We slept back to back, with sixteen windows along each spine.  

Jillison understood the curvature of carrying nothing, back starting to bleed, another accuracy of the dark.   

The present often meaning a single event being considered, infinity is not that which has nothing beyond itself, but that which always has something beyond itself.  

Time becomes ambush and ambush becomes time.

outline tectonic / topics of concern / letters

Grable / 16 October to 15 November

Dear Jillison,

I want to be vulnerable with you. 

Most interactions are either transactional or performative. We’re too self-conscious to listen. We’re thinking about what we’ll say next or how we’re being perceived.

All the posturing destroys any chance for a genuine connection.

A question worth asking: If you looked into the world’s most honest mirror, what would you see?

We are what we pretend to be, so we must be careful about what we pretend to be.”

― Kurt Vonnegut Jr., Mother Night, 1962

Maybe I should stop going into the men’s bathroom.  

Castle / 16 November to 15 December

Dear Jillison,

Causality is a common lie.   We only believe in it because our brains evolved for it:   Tool making implies a world of causality. This action leads to this result: a very direct illusion.

You used to repeat yourself.  You told me over and over.

This weeks theme is garbage gray.  The goal is to pay attention to the illusions, knowing full well your brain is complicit in constructing them. 

Possible theme: fragments are existentially valuable.  Inherently valuable.

The movement of animals closely resembles in many ways the random walks of dust particles in a fluid.”

Plowshare / 16 January to 12 or 13 February

Dear Jillison,

Now the loneliness was evenly mixed with the air.  Settled like pollen and dust on table chair and dishes. Thin little lines lay under your eyelids.

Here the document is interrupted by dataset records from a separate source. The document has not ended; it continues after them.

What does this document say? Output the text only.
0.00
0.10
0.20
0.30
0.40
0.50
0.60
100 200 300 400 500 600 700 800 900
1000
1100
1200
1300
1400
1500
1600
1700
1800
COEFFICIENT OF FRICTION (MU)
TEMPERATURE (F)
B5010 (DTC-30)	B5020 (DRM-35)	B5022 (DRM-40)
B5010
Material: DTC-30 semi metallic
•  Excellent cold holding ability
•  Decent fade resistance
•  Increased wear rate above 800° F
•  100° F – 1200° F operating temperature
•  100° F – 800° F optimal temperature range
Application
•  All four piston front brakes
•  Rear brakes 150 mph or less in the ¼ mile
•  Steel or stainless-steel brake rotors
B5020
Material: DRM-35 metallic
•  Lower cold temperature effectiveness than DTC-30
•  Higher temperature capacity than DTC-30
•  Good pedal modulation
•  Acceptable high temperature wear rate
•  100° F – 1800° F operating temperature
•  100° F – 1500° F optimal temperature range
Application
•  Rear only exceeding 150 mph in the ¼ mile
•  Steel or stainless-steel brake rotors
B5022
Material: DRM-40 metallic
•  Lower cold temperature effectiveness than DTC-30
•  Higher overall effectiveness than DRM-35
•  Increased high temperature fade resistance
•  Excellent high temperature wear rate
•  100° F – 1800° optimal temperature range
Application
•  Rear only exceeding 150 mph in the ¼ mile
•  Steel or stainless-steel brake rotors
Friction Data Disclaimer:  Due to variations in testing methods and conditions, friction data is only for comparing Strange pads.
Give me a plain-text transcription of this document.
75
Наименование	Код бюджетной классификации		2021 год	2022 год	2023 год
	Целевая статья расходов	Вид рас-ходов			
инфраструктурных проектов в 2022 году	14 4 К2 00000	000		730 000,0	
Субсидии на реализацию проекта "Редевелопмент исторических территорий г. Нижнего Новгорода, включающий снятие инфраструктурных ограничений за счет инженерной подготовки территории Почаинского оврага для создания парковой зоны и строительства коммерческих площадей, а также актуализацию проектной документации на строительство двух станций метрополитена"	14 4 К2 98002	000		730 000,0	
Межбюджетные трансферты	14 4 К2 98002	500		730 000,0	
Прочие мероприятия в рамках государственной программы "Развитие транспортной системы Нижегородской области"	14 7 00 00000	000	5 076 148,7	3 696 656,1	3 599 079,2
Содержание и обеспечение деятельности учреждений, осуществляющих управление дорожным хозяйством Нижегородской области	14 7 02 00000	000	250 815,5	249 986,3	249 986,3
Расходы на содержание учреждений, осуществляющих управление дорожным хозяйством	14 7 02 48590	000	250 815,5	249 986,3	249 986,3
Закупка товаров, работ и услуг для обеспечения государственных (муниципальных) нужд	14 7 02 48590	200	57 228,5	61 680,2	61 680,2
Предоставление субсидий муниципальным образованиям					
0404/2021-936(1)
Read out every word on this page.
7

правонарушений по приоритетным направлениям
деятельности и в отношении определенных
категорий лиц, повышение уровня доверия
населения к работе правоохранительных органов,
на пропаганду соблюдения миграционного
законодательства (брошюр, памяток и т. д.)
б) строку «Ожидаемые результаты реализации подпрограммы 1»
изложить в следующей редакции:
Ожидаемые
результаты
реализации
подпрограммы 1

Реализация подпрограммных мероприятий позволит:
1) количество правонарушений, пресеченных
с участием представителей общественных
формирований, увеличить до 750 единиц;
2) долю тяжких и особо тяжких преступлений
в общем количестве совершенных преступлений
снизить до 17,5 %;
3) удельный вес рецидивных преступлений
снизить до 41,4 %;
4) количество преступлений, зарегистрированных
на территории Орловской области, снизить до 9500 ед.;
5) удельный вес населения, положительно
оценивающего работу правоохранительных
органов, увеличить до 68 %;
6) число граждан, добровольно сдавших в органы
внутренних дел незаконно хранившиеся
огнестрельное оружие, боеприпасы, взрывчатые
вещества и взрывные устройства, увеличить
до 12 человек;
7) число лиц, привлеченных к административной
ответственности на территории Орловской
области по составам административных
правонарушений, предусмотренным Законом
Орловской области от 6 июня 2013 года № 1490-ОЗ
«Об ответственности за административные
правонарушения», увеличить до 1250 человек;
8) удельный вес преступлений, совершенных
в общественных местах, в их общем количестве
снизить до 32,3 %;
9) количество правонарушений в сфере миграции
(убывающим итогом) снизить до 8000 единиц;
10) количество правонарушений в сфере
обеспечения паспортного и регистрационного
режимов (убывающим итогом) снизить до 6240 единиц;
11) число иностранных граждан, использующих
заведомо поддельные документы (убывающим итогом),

When you were a child, what did you think happened after you die? When did you start thinking about death at all? 

I tried to remember the phantom limb of where we’ve been.  Maybe there once was a room where I knew what to do with months like these.

Prime / 16 March to 14 April

Dear Jillison,

Do laundry.  Go to work. Order/pickup medication.  Pack what you own. Find a temporary place to live

No money for concealer or caffeine. Reschedule face hair removal appointment for when you might have money.  Read an old story. 

Move?  Publish a book?  Get arrested? Maybe throw up again?

Be kind to yourself. Talk to friends.   Fuck dissociation. Wear what you have. No makeup necessary.  Fuck dysphoria, Go into world. Listen. Laugh at yourself. Actually make the trip to get your pills.  Be kind. Get a good night sleep. Write.

Confession: I have noticed this violent masculinity to our writing.  Short clipped sentences Too much force put on the period and line break.

The only form I trust are fragments.  What possible problems could this cause in our relationship?  In all relationships?

There’s got to be a lot more change in my life.  Let’s start with the way I write / think / collect / obliterate information.

continuous omissions / distortions

copying always / scavenging others 

entirely broken as a generative machine

trash collector / plagiarist

Shortcuts, cheats, so many breaks.  I collect scraps all week, just to leave them out.

Nevada / 16 May to 14 June

Dear Jillison,

“The map is not the territory…”  

Positive shame versus problematic shame.  I tend toward the latter. Internalize. Over-personalize.  Ignore external conditions and chance and circumstance. I catastrophize. I feel like I can’t change things, I lock in a spiral, I withdraw myself from others. 

Habit loops contain three parts. Queue (Trigger). Behavior. Reward.

A lot of addictive and destructive behavior may be caused by unacknowledged shame.  Concentric circles of denial and absence. 

We are so reliant upon the human face to read/understand intention and motivation, the face is a communication array.

A lot of gimmicks, too many gimmicks. The mask is an ancient performative tool.

It is easy to become sentimental.  It is easy to make poetic promises.  You are right to see these tendencies for what they are: flawed, human.

“I don’t know what’s the matter with people: they don’t learn by understanding, they learn by some other way — by rote or something. Their knowledge is so fragile!”

― Richard Feynman, Surely You’re Joking, Mr. Feynman!, 1985.